Entretanto, em tempos em que uma selfie basta para confirmar a identificação biométrica nos negócios digitais (Uber e Visa, por exemplo), comprovar nossos números todos num único cartãozinho ainda é uma expectativa futurista. Afif estima que o documento único só deve valer a partir de 2021, prazo estimado para finalizar a base de informações do tribunal.

Segundo o secretário-geral da presidência do TSE, Luciano Fuck, o tribunal iniciou estudos para conferir a compatibilidade de seu banco de dados para expandi-lo para a ICN. "Como todo documento, é natural que seja implementado de forma gradativa. O documento é criado para ajudar as pessoas, não para ser um peso. Na medida em que o documento for se tornando importante, para que a pessoa consiga fazer operações bancárias, se identificar, receber aposentadoria, enfim, exercer seus direitos, a tendência é que a pessoa procure com muito mais intensidade a utilização desse serviço", diz Fuck.

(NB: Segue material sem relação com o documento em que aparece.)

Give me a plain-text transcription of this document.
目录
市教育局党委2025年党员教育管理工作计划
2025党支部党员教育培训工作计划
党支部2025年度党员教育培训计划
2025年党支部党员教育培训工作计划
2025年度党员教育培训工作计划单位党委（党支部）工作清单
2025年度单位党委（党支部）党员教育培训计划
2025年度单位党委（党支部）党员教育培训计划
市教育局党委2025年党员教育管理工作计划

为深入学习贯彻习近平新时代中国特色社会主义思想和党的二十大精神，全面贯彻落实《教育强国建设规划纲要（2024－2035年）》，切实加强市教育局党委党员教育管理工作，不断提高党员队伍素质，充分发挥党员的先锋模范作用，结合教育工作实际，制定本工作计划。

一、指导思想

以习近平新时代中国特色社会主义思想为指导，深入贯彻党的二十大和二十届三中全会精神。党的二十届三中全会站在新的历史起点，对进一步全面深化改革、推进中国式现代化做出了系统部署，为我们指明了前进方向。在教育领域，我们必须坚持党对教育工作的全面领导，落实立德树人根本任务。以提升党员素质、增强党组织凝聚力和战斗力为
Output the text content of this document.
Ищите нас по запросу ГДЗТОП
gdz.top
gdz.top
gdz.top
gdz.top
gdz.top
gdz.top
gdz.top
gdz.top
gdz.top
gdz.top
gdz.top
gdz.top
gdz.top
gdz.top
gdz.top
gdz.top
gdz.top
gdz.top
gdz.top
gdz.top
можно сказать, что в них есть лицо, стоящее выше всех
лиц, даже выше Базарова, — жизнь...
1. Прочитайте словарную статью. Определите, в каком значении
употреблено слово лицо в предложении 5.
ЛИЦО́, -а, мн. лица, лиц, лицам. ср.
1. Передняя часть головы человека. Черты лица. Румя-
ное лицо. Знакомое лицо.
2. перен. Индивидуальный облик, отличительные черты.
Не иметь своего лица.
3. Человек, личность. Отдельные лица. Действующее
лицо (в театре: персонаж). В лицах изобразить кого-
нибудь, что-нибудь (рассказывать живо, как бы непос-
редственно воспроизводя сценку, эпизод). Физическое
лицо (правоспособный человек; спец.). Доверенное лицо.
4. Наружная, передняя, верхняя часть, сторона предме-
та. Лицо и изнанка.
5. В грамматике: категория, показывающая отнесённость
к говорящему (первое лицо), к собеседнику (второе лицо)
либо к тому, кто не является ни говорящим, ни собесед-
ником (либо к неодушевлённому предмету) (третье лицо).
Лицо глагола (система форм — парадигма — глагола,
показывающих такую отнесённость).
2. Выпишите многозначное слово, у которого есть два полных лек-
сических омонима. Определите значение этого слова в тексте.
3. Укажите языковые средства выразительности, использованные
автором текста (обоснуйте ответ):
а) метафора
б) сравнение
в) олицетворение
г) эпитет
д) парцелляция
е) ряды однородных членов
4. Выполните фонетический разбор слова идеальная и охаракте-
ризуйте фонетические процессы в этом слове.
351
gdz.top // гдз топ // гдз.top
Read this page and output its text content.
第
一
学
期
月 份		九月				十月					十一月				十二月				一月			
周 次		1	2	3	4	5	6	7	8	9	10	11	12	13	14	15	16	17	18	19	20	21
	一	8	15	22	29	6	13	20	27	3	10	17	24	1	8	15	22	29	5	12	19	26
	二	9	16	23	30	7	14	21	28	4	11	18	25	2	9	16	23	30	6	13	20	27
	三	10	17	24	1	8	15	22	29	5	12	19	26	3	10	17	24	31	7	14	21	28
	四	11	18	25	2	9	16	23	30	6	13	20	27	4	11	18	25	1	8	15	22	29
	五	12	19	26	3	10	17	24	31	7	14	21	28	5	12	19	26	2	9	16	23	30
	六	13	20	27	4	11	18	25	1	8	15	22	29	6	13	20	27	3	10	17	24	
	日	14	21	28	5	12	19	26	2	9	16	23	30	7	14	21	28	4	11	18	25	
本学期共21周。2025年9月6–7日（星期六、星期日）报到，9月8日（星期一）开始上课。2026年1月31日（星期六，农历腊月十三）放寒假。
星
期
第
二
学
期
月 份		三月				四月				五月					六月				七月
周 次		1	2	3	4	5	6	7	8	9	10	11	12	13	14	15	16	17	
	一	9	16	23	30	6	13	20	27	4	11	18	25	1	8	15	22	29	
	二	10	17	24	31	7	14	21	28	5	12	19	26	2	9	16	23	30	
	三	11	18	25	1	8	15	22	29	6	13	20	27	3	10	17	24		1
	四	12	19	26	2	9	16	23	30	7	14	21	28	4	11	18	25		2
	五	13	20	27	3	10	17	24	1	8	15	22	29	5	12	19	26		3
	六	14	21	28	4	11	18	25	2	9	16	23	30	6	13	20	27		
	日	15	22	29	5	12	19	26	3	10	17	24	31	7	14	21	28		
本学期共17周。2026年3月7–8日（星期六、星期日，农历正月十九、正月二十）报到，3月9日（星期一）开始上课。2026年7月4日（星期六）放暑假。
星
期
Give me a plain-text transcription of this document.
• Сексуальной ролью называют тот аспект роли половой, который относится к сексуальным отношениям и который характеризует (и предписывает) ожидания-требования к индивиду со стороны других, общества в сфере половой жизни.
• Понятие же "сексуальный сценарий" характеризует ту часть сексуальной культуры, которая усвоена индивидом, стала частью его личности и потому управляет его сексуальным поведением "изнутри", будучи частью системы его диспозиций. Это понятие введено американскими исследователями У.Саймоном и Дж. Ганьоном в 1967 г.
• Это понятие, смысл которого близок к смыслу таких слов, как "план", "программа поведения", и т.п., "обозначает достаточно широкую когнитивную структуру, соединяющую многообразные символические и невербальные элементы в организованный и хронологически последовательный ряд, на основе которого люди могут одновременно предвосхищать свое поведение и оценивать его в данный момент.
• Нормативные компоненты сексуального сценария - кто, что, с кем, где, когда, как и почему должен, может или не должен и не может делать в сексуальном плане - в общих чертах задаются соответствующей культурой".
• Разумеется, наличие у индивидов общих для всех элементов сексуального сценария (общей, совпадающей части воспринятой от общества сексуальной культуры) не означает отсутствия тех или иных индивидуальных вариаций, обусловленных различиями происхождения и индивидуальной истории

Muitos trâmites no Congresso, discussões, desenvolvimento de tecnologias depois, a aprovação da ICN abre caminho para os próximos passos: pretende-se criar um comitê com integrantes do Executivo, Legislativo e um representante do Conselho Nacional de Justiça (CNJ), além do próprio TSE. Eles vão definir o modelo do novo documento e, principalmente, o Fundo da Identificação Civil Nacional, que deverá custear o desenvolvimento e, finalmente, a implementação do DIN.

A cada passo, sanção ou solenidade política, a ideia de uma identidade única parece algo ao alcance de um guichê. Mas, para muitos, é mera miragem. Há tanto tempo envolvido na idealização desta proposta, nem Afif está muito otimista. "Não temos muita certeza sobre a implantação do projeto, pois não vejo ninguém, nenhum núcleo operacional atuante para dar sequência ao projeto. No fim, é esperar para ver…".